SEC charges Wyly brothers with $550 million fraud

NEW YORK (Reuters) - The Securities and Exchange Commission charged billionaire Samuel Wyly and his brother Charles with fraud for reaping more than $550 million of illicit gains by trading stock in four companies while they were serving as directors.

Texas billionaire Sam Wyly is pictured in this 2001 file photo. REUTERS/Ranger Governance/Files

Samuel Wyly, 75, and Charles Wyly, 76, were accused of concocting a sham web of trusts and subsidiaries in the Isle of Man and the Cayman Islands to conceal over a 13-year period more than $750 million of stock sales in Michaels Stores Inc, Sterling Commerce Inc, Sterling Software Inc and Scottish Annuity & Life Holdings Ltd.

In its 78-page complaint filed in Manhattan federal court, the SEC said the Wylys also reaped a $31.7 million insider trading gain by making a “massive and bullish” bet in Sterling Software in October 1999 after they, as chairman and vice chairman, decided to sell the company. They would sell Sterling to Computer Associates International Inc in early 2000.

“The cloak of secrecy has been lifted from the complex web of foreign structures used by the Wylys to evade the securities laws,” SEC deputy enforcement chief Lorin Reisner said in a statement. “They used these structures to conceal hundreds of millions of dollars of gains in violation of the disclosure requirements for corporate insiders.”

The lawsuit seeks to recoup ill-gotten gains, impose civil fines, bar the Wylys from being an officer or director of a public company, and other remedies.

Also charged in the scheme were the Wylys’ lawyer Michael French, 67, and a stockbroker, Louis Schaufele, 55, the SEC said. All the defendants live in Dallas, the agency added.


A lawyer for the Wylys said the charges lack merit.

“It will come as little surprise to those who know them that the Wylys intend to vigorously defend themselves, and expect to be fully vindicated,” said the lawyer William Brewer, a partner at Bickel & Brewer in Dallas, in a statement.

“At best, we believe the claims filed today are a misapplication of the law,” he went on. “At worst, the claims appear to represent an after-the-fact justification for a misguided six-year investigation.”

Martin Auerbach, a lawyer for Schaufele, declined to comment, saying he had yet to review the complaint.
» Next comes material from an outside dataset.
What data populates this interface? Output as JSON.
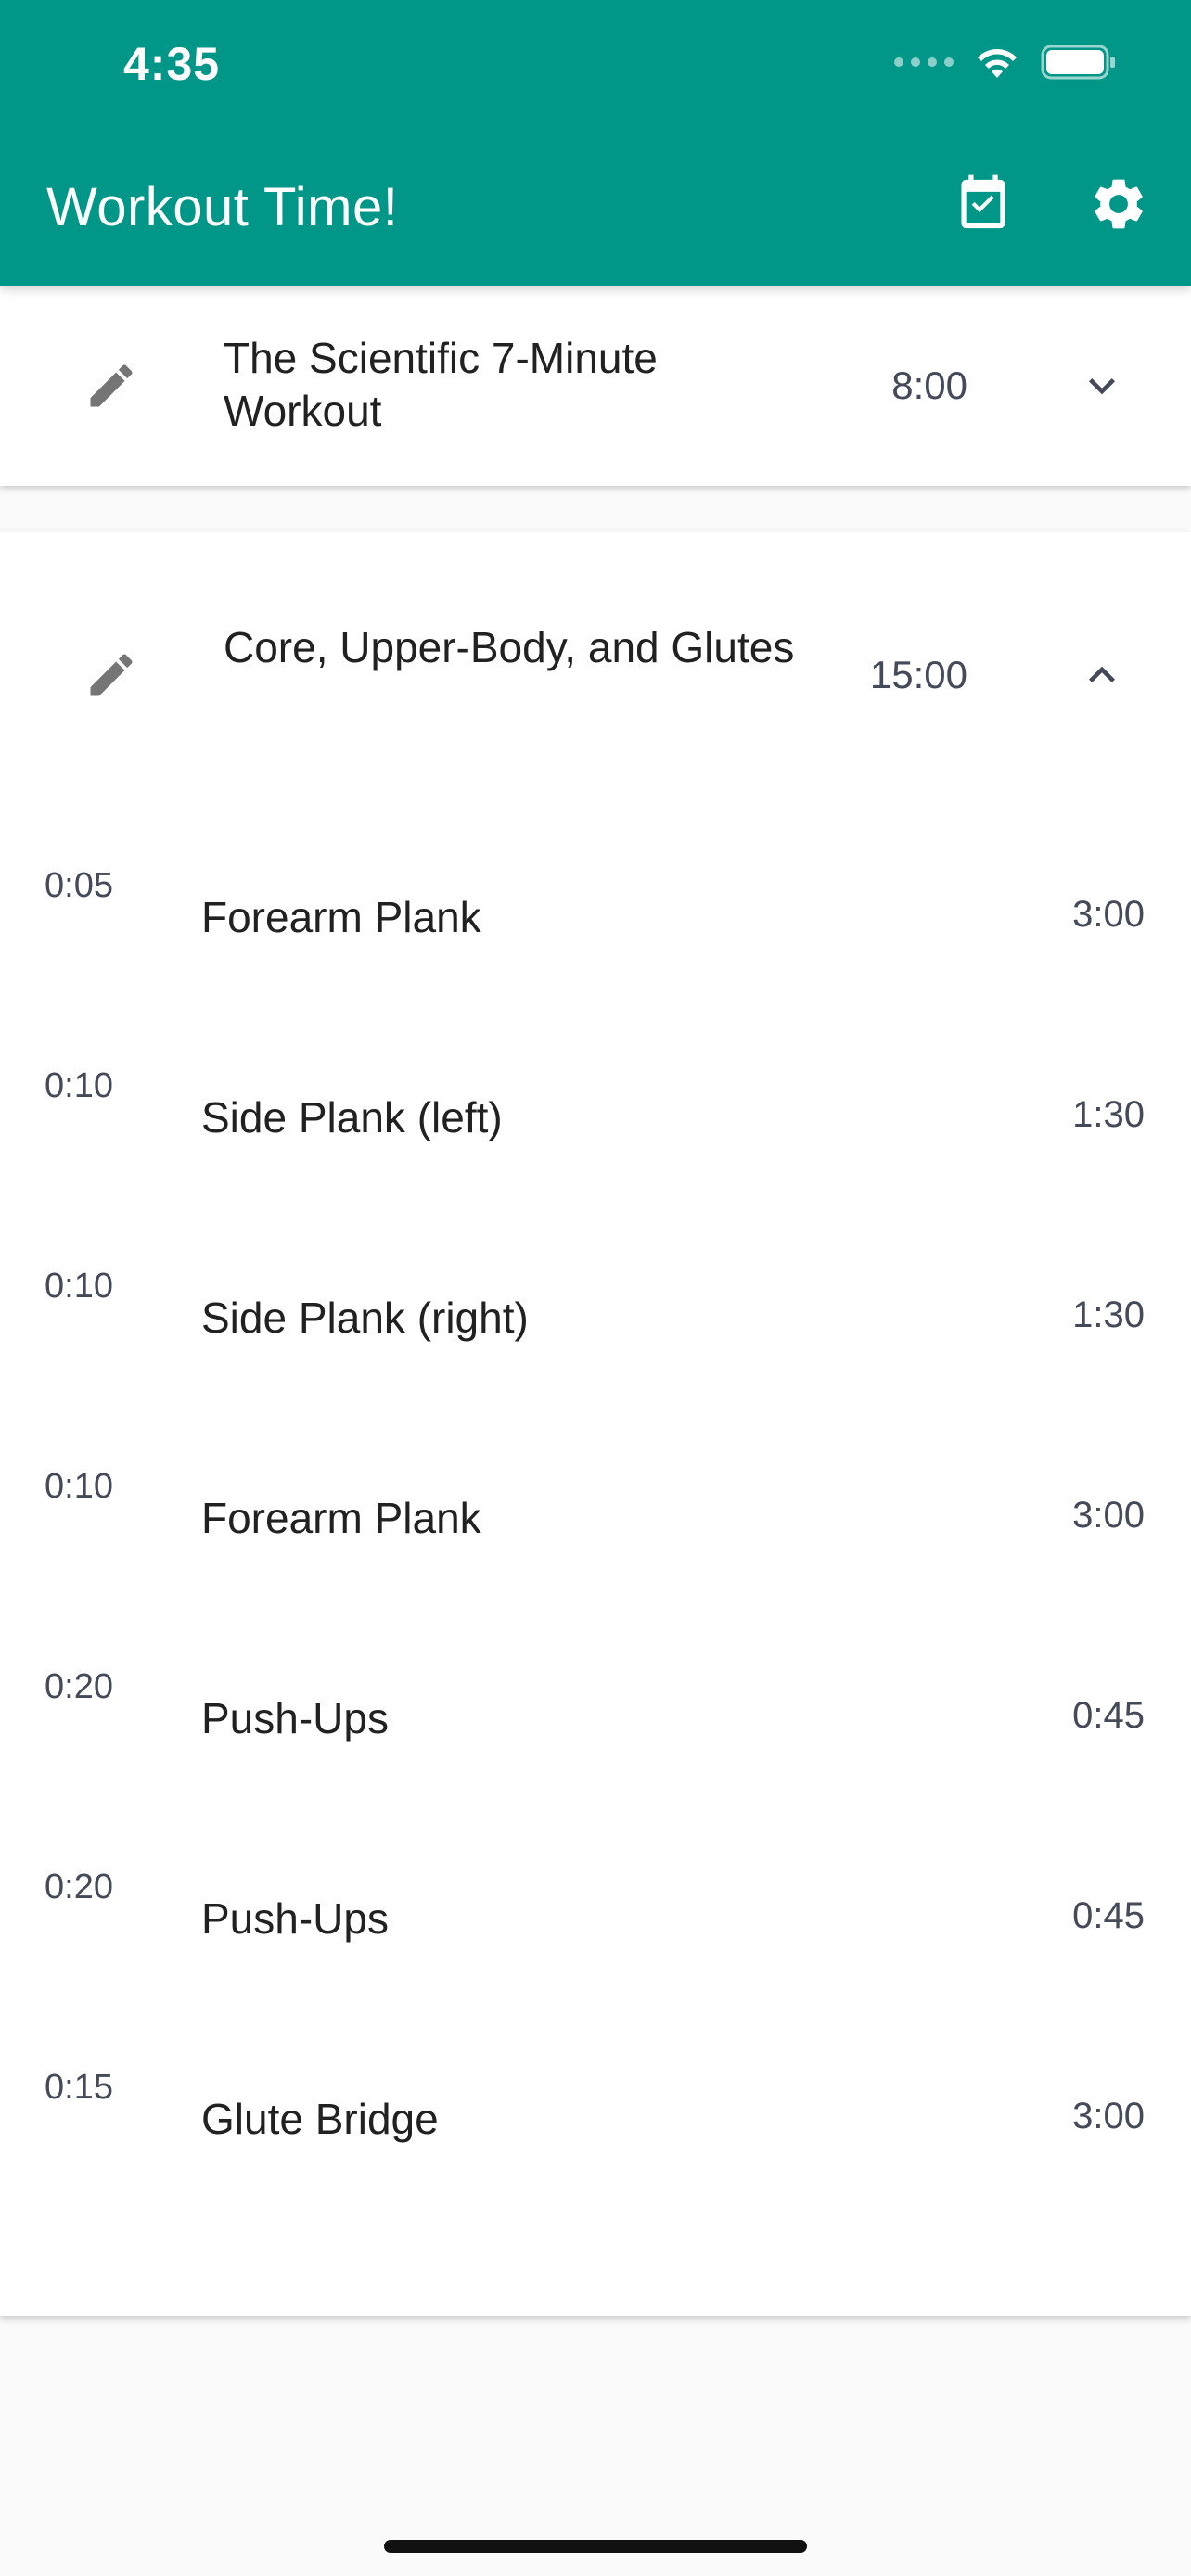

French’s lawyers did not return immediately calls seeking comment.

The SEC said French is now a consultant at Challenger Capital Group Ltd, and Challenger’s website says French is also a director at the financial services company. Challenger did not answer calls after market hours seeking comment, and did not immediately return an e-mail request for comment.


According to the SEC complaint, the Wylys and French knew or were reckless in not knowing their disclosure obligations tied to their roles as directors or owners of more than 5 percent of company stock.

The SEC said the defendants made hundreds of misleading statements that allowed the Wylys to conduct many trades, including large block trades of more than 14 million shares, without being detected, resulting in the $550 million of gains.

The Wylys built Michaels into one of the nation’s biggest arts and crafts retailers before selling it to private equity firms Blackstone Group LP and Bain Capital Partners LLC for about $6 billion in 2006.

They sold Sterling Software to Computer Associates, now known as CA Technologies, for about $4 billion in 2000, and sold Sterling Commerce for the same price that year to SBC Communications Inc, now called AT&T Inc, the SEC said.

Scottish Annuity & Life Holdings Ltd is a reinsurer now known as Scottish Re Group Ltd.

Forbes magazine in March estimated Samuel Wyly’s net worth at $1 billion.

The case is SEC v. Wyly et al, U.S. District Court, Southern District of New York, No. 10-05760.